You are I think looking at
$$\left|\frac{1}{\sqrt{x}-3}+1\right|.$$
Bring this to a common denominator.
We get
$$\left|\frac{\sqrt{x}-2}{\sqrt{x}-3}\right|.$$
Multiply top and bottom by $\sqrt{x}+2$. We get
$$\frac{|x-4|}{|\sqrt{x}-3|(\sqrt{x}+2)}.$$
Remark: We started with absolute value signs around the expression, since you put some stress on wanting that. But it is at least more pleasant to type if we do the algebra on without absolute values, and take absolute values at the end.
Added: Presumably the purpose of the transformation is to prove that the limit of our expression as $x\to 4$ is $0$. So suppose we are given an $\epsilon \gt 0$. We want to find a $\delta$ such that if $|x-4|\lt \delta$ then our expression has absolute value less than $\epsilon.
As a first step, we make sure that $\delta \lt 1/2$. The purpose of this is to make sure $|\sqrt{x}-3|$ is not too small. That puts $x$ between $3.5$ and $4.5$, making $\sqrt{x}\lt \sqrt{4.5}\approx 2.12132\lt 2.2$. It follows that $|\sqrt{x}-3|\gt 0.8$.

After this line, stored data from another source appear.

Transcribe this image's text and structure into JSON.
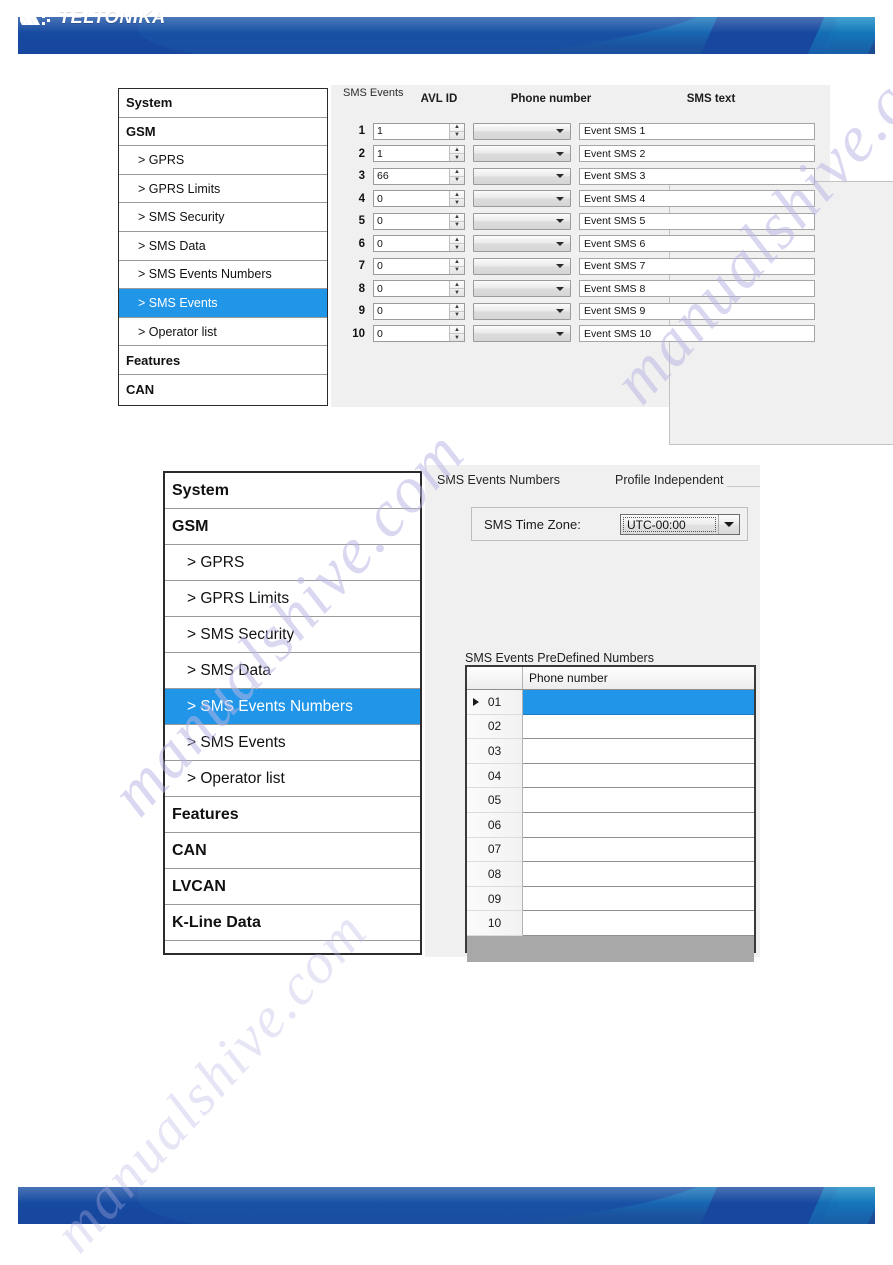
{
  "brand": {
    "name": "TELTONIKA",
    "logo_icon": "teltonika-chevrons-icon",
    "header_color": "#1577bd",
    "accent_color": "#2196e8"
  },
  "watermark": {
    "text_1": "manualshive.com",
    "text_2": "manualshive.com",
    "text_3": "manualshive.com"
  },
  "figure1": {
    "sidebar": {
      "items": [
        {
          "label": "System",
          "level": "top",
          "selected": false
        },
        {
          "label": "GSM",
          "level": "top",
          "selected": false
        },
        {
          "label": "> GPRS",
          "level": "child",
          "selected": false
        },
        {
          "label": "> GPRS Limits",
          "level": "child",
          "selected": false
        },
        {
          "label": "> SMS Security",
          "level": "child",
          "selected": false
        },
        {
          "label": "> SMS Data",
          "level": "child",
          "selected": false
        },
        {
          "label": "> SMS Events Numbers",
          "level": "child",
          "selected": false
        },
        {
          "label": "> SMS Events",
          "level": "child",
          "selected": true
        },
        {
          "label": "> Operator list",
          "level": "child",
          "selected": false
        },
        {
          "label": "Features",
          "level": "top",
          "selected": false
        },
        {
          "label": "CAN",
          "level": "top",
          "selected": false
        }
      ]
    },
    "groupbox_label": "SMS Events",
    "columns": {
      "avl_id": "AVL ID",
      "phone_number": "Phone number",
      "sms_text": "SMS text"
    },
    "rows": [
      {
        "index": "1",
        "avl_id": "1",
        "phone_number": "",
        "sms_text": "Event SMS 1"
      },
      {
        "index": "2",
        "avl_id": "1",
        "phone_number": "",
        "sms_text": "Event SMS 2"
      },
      {
        "index": "3",
        "avl_id": "66",
        "phone_number": "",
        "sms_text": "Event SMS 3"
      },
      {
        "index": "4",
        "avl_id": "0",
        "phone_number": "",
        "sms_text": "Event SMS 4"
      },
      {
        "index": "5",
        "avl_id": "0",
        "phone_number": "",
        "sms_text": "Event SMS 5"
      },
      {
        "index": "6",
        "avl_id": "0",
        "phone_number": "",
        "sms_text": "Event SMS 6"
      },
      {
        "index": "7",
        "avl_id": "0",
        "phone_number": "",
        "sms_text": "Event SMS 7"
      },
      {
        "index": "8",
        "avl_id": "0",
        "phone_number": "",
        "sms_text": "Event SMS 8"
      },
      {
        "index": "9",
        "avl_id": "0",
        "phone_number": "",
        "sms_text": "Event SMS 9"
      },
      {
        "index": "10",
        "avl_id": "0",
        "phone_number": "",
        "sms_text": "Event SMS 10"
      }
    ]
  },
  "figure2": {
    "sidebar": {
      "items": [
        {
          "label": "System",
          "level": "top",
          "selected": false
        },
        {
          "label": "GSM",
          "level": "top",
          "selected": false
        },
        {
          "label": "> GPRS",
          "level": "child",
          "selected": false
        },
        {
          "label": "> GPRS Limits",
          "level": "child",
          "selected": false
        },
        {
          "label": "> SMS Security",
          "level": "child",
          "selected": false
        },
        {
          "label": "> SMS Data",
          "level": "child",
          "selected": false
        },
        {
          "label": "> SMS Events Numbers",
          "level": "child",
          "selected": true
        },
        {
          "label": "> SMS Events",
          "level": "child",
          "selected": false
        },
        {
          "label": "> Operator list",
          "level": "child",
          "selected": false
        },
        {
          "label": "Features",
          "level": "top",
          "selected": false
        },
        {
          "label": "CAN",
          "level": "top",
          "selected": false
        },
        {
          "label": "LVCAN",
          "level": "top",
          "selected": false
        },
        {
          "label": "K-Line Data",
          "level": "top",
          "selected": false
        }
      ]
    },
    "section_title": "SMS Events Numbers",
    "profile_scope": "Profile Independent",
    "time_zone": {
      "label": "SMS Time Zone:",
      "value": "UTC-00:00"
    },
    "predefined": {
      "title": "SMS Events PreDefined Numbers",
      "column_header": "Phone number",
      "rows": [
        {
          "index": "01",
          "phone_number": "",
          "selected": true
        },
        {
          "index": "02",
          "phone_number": "",
          "selected": false
        },
        {
          "index": "03",
          "phone_number": "",
          "selected": false
        },
        {
          "index": "04",
          "phone_number": "",
          "selected": false
        },
        {
          "index": "05",
          "phone_number": "",
          "selected": false
        },
        {
          "index": "06",
          "phone_number": "",
          "selected": false
        },
        {
          "index": "07",
          "phone_number": "",
          "selected": false
        },
        {
          "index": "08",
          "phone_number": "",
          "selected": false
        },
        {
          "index": "09",
          "phone_number": "",
          "selected": false
        },
        {
          "index": "10",
          "phone_number": "",
          "selected": false
        }
      ]
    }
  }
}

The $\sqrt{x}+2$ part in the denominator is $\gt 2$. So if $\delta\lt 1/2$, the absolute value of the denominator is greater than $1.6$. (We could do better, but don't need to bother. Worse is fine too, as long as we get some bound.)
It follows that as long as we ensure that $\delta\lt \frac{1}{2}$, we have
$$\left|\frac{1}{\sqrt{x}-3}+1\right|\lt \frac{|x-4|}{1.6}.$$
To make this less than $\epsilon$, we take $\delta=(1.6)\epsilon$. Not quite! We make $\delta=\min(1/2,(1.6)\epsilon)$, because our inequality was obtained under the assumption that $\delta\lt 1/2$.